To solve the power plant problem we need to arrive at a more distributed or self generated form of energy generation. This new way of thinking of and capturing energy can be for all of us. It is only a matter of investment, smart design and strong political action.

Even if we don’t fully move to renewable and distributed energy production, when it comes to our personal vehicles, we can make a difference. Trying to wring out greater efficiencies, and lower and lower pollution standards out of millions of internal combustion engine cars on the road is ridiculous. As internal combustion engine cars get older they become less efficient and pollute more and more. It is infinitely easier to regulate and convert a single power plant then millions of power plants on our roads and highways. Electric cars, even when being powered by coal in a power plant are far more efficient then gasoline powered cars.
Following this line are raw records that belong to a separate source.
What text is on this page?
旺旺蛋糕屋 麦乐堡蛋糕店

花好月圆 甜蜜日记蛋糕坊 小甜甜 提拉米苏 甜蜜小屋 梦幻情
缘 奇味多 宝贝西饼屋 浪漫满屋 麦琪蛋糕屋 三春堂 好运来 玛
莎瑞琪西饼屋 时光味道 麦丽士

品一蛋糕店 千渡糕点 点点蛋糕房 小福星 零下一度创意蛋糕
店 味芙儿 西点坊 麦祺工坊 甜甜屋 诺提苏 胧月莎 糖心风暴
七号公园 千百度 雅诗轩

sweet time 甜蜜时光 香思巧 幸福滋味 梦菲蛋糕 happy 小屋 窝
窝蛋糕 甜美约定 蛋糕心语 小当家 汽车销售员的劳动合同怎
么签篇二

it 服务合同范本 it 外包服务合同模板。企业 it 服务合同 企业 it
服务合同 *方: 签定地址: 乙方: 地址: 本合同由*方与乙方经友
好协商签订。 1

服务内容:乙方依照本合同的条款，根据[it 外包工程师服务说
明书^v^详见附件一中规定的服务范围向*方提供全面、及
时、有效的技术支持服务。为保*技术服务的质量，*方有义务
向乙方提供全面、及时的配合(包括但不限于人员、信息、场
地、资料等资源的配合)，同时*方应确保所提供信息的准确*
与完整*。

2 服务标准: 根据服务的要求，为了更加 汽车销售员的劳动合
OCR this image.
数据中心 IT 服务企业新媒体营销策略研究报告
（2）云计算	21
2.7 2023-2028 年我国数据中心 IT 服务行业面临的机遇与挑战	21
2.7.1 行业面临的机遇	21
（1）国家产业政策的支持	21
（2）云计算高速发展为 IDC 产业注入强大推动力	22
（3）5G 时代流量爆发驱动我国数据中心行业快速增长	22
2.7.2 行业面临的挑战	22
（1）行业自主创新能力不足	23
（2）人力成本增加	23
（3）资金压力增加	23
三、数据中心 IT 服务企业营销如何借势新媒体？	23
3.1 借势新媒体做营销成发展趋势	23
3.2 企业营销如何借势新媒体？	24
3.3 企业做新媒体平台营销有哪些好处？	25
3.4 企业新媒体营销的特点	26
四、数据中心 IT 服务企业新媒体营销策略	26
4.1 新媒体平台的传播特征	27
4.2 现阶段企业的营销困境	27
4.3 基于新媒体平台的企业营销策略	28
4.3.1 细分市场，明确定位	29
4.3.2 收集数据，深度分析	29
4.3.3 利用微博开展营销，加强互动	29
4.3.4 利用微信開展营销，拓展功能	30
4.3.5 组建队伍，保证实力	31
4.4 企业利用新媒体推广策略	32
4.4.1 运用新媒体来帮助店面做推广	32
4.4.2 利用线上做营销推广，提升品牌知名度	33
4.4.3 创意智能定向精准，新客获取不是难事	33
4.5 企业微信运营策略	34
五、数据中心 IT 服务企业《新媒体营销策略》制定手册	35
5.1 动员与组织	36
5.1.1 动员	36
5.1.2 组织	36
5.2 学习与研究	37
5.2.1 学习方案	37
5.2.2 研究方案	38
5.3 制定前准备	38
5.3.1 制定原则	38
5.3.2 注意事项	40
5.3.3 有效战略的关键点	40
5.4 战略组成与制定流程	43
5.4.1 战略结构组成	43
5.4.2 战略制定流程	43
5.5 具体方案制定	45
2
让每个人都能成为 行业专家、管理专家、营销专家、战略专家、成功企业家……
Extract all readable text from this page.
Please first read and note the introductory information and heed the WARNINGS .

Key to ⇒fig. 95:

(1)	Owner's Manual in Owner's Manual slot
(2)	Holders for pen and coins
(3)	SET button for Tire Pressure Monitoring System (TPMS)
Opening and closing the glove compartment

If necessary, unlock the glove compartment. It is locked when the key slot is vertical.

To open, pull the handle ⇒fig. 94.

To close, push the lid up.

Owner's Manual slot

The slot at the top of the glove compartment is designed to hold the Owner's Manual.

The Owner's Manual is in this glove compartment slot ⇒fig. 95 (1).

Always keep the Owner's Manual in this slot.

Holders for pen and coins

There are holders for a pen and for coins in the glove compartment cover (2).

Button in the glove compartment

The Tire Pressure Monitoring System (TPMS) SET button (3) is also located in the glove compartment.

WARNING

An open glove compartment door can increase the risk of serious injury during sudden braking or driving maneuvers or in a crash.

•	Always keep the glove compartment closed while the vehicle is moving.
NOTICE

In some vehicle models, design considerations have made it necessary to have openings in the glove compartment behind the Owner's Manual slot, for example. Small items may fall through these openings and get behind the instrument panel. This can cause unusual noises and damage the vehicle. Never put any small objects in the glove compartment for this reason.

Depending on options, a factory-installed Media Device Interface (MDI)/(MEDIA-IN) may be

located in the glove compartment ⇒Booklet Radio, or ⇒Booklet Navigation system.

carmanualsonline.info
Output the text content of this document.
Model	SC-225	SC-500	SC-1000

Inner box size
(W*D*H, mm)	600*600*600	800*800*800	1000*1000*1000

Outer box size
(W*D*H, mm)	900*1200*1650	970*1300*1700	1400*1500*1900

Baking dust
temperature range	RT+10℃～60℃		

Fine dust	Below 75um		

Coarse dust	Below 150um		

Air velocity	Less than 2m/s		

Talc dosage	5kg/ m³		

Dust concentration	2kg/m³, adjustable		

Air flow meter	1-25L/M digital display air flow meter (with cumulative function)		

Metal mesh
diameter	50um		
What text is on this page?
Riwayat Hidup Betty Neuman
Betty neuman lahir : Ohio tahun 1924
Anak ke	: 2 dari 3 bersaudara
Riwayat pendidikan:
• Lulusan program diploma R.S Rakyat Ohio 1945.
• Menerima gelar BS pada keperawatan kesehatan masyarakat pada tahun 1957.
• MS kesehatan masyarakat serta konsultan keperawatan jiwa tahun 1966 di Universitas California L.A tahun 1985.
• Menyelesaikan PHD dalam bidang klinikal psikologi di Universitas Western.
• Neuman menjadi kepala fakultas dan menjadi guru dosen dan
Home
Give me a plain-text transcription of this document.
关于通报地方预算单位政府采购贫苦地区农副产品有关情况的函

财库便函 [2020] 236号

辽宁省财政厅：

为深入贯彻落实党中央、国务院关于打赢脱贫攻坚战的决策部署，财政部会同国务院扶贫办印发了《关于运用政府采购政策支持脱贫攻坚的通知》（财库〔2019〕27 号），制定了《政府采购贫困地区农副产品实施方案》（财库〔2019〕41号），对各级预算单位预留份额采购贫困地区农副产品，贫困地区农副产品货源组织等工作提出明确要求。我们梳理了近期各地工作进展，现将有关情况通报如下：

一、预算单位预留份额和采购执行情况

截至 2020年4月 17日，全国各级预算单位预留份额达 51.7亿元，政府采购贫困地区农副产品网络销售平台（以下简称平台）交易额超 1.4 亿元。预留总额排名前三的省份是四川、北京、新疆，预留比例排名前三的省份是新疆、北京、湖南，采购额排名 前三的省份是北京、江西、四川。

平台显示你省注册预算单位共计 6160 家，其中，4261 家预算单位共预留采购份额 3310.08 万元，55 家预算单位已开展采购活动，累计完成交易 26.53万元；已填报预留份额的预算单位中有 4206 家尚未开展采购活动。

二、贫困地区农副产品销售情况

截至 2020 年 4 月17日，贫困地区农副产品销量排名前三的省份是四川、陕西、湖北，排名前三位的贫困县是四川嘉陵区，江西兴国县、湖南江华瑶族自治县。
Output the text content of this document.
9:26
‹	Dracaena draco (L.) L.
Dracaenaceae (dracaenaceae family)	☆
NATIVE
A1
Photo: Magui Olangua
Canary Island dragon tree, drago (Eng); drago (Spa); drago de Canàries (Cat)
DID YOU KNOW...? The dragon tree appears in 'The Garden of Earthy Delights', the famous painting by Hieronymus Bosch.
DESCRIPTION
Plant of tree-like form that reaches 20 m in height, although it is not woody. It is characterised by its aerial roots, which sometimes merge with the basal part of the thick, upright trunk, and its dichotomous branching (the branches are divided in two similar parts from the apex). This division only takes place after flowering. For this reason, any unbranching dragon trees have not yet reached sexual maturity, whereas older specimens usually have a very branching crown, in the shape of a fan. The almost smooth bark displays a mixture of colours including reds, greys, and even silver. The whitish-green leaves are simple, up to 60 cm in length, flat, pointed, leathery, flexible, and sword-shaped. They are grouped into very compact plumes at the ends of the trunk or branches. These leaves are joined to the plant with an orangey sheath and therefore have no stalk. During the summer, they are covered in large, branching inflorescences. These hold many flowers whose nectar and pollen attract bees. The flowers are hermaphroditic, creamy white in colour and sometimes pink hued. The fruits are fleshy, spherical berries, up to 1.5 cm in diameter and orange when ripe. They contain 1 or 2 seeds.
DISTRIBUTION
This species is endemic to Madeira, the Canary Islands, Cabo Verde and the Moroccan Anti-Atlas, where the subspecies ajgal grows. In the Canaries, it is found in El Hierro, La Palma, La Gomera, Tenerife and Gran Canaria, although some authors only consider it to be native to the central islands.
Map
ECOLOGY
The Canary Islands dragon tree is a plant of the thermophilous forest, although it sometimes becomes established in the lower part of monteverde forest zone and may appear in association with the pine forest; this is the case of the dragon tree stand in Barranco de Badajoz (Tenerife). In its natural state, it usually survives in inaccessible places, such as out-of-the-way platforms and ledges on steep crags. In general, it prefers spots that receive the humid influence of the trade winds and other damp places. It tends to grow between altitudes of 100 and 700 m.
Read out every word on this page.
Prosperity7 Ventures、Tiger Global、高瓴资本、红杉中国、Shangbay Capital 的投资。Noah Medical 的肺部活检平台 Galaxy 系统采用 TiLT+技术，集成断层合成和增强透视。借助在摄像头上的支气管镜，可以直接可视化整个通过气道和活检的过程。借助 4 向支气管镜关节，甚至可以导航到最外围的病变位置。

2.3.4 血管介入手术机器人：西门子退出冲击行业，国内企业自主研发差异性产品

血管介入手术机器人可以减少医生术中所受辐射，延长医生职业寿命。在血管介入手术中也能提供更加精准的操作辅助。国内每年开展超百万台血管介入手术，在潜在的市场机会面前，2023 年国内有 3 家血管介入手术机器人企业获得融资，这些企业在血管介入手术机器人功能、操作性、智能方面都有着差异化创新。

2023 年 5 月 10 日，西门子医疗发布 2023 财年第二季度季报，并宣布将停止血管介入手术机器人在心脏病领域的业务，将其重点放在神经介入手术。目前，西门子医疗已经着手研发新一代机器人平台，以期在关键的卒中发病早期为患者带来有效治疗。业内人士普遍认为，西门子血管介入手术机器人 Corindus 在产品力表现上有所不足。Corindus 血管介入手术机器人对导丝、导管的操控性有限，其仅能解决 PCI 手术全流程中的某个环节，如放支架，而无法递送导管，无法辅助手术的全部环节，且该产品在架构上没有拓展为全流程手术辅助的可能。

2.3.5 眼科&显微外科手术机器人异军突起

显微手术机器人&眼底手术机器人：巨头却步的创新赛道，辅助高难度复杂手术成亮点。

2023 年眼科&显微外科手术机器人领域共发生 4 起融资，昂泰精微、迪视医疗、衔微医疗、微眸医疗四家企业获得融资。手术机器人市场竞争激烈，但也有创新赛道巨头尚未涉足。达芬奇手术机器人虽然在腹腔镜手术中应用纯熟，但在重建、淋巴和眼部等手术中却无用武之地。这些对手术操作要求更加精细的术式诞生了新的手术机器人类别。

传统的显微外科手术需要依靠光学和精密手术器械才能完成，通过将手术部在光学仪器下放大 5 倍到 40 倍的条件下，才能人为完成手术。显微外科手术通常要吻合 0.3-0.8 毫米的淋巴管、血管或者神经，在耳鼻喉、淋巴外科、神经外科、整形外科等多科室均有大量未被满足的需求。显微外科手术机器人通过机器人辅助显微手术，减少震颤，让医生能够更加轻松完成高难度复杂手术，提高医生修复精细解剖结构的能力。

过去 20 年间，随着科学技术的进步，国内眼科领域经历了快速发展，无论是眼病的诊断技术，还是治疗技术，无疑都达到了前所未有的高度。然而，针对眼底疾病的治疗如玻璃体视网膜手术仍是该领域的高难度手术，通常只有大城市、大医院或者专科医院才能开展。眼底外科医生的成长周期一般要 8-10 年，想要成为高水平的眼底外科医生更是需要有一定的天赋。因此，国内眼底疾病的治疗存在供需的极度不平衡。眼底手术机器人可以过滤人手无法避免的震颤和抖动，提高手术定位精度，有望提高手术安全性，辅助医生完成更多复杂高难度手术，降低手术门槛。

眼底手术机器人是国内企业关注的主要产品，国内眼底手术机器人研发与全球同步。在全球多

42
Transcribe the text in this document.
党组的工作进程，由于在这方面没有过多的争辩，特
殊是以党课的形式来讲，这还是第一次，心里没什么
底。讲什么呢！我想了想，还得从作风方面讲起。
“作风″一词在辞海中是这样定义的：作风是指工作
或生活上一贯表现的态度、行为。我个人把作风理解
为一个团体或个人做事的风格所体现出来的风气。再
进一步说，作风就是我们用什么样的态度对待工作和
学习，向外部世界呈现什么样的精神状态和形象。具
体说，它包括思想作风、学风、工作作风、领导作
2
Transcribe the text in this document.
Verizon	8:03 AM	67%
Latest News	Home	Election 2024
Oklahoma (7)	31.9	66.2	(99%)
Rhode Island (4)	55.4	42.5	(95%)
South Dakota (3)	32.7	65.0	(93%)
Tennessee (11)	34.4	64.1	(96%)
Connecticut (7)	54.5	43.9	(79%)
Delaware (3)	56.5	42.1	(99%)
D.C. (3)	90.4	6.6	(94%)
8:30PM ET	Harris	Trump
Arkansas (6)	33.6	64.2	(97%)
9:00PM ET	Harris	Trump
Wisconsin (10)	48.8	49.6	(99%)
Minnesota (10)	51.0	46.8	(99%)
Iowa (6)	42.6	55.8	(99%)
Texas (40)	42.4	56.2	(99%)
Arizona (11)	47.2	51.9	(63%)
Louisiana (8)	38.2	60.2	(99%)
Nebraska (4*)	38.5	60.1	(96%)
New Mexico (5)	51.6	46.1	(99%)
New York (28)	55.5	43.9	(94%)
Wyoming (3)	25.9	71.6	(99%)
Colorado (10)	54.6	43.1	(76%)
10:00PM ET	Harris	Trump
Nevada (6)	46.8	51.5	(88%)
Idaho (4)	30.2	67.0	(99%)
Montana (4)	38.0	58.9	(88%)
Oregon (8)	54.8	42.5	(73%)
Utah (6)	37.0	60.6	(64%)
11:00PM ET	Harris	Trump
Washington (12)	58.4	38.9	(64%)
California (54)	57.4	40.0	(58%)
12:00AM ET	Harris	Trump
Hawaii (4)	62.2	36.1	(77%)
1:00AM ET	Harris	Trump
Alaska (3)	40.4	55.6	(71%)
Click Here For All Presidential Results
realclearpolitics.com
The renewable electricity that I purchase for my home also powers my Volt. The energy I put into my car when going up hill comes back to me when I am going down hill. The energy I put into getting up to speed comes back to me when I am braking with regenerative brakes. Energy is momentum. An object in motion remains in motion. Energy is potential as a rock high on a mountain about to be cut loose and travel down the mountain with great force and speed. Energy is the movement of wind. Energy is heat on a hot day, the movement of waves, the tide coming up and going down, the warmth that you feel when you hug your loved ones. Energy is sunlight knocking electrons around on a solar cell and those electrons traveling down the attached wire into a car battery where it can be used later to move the car through an electric motor. If we concentrate on what energy really is we can find energy enough for all we wish to do with it without ever having to burn, pollute, fight wars for, or pay extortionist prices to get at it. All we need to do is think of energy in a different way.